The leaders agree that potential skills group members who have engaged in self-harm behaviors in the last 6 months must have a DBT individual therapist, or that the individual therapist join a DBT team or arrange for DBT supervision.
What is the function of DBT skills group?
Skills groups are one of the five modes of DBT and serve the function of enhancing the capabilities of clients who lack needed behavioral skills to regulate emotions.
Skills training tries to cram the skills into the person and individual psychotherapy tries to pull them out. - Marsha Linehan, Skills Training Manual for Treating BPD
There are three types of skills training procedures: 1) skill acquisition (e.g., instructions, modeling), 2) skill strengthening (e.g., behavioral rehearsal, feedback), 3) skill generalization (e.g., homework assignments, discussion of similarities and differences in situations). In skill acquisition, a therapist is teaching new behaviors. In skill strengthening and generalization, the therapist is trying both to fine-tune skilled behaviors and to increase the probability that the person will use the skilled behaviors already in her repertoire in relevant situations....Skills training can only be accomplished if a person actively collaborates with the treatment program...learning new skills requires practice, practice, practice. Equally importantly, practice has to occur in situations where the skills are needed.
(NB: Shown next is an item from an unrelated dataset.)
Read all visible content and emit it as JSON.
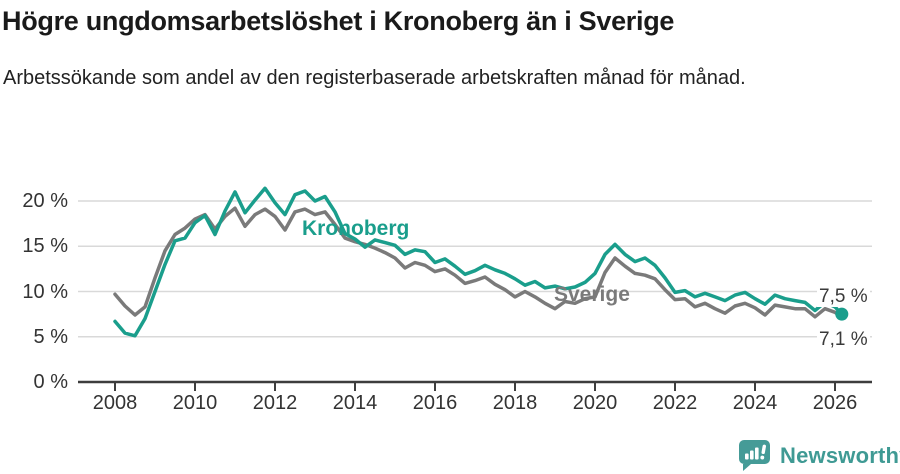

Marsha Linehan, Skills Training Manual for Treating BPD
How are skills groups a necessary part of treatment in DBT?
Clients in standard DBT* receive three main modes of treatment – individual therapy, skills group, and phone coaching. In individual therapy, clients receive once weekly individual sessions. Clients also must attend a two-hour weekly skills group for at least one year. Unlike with regular group psychotherapy, these skills groups emerge as classes during which clients learn four sets of important skills – Mindfulness, Interpersonal Effectiveness, Emotion Regulation, and Distress Tolerance.
DBT FAQ, 2008 Behavioral Tech, LLC; © 1997-2008 Cindy Sanderson, http://behavioraltech.org/downloads/dbtFaq_Cons.pdf
How is the role of the individual therapist as the treatment leader different from the skills group leader?
It is the individual therapist’s job to coordinate the treatment with the other people – skills group leaders, psychiatrists, and vocational counselors. In collaboration with the client, the therapist keeps track of how the treatment is going, how things are going with everyone involved in the treatment, and whether or not the treatment is helping the client reach his or her goals.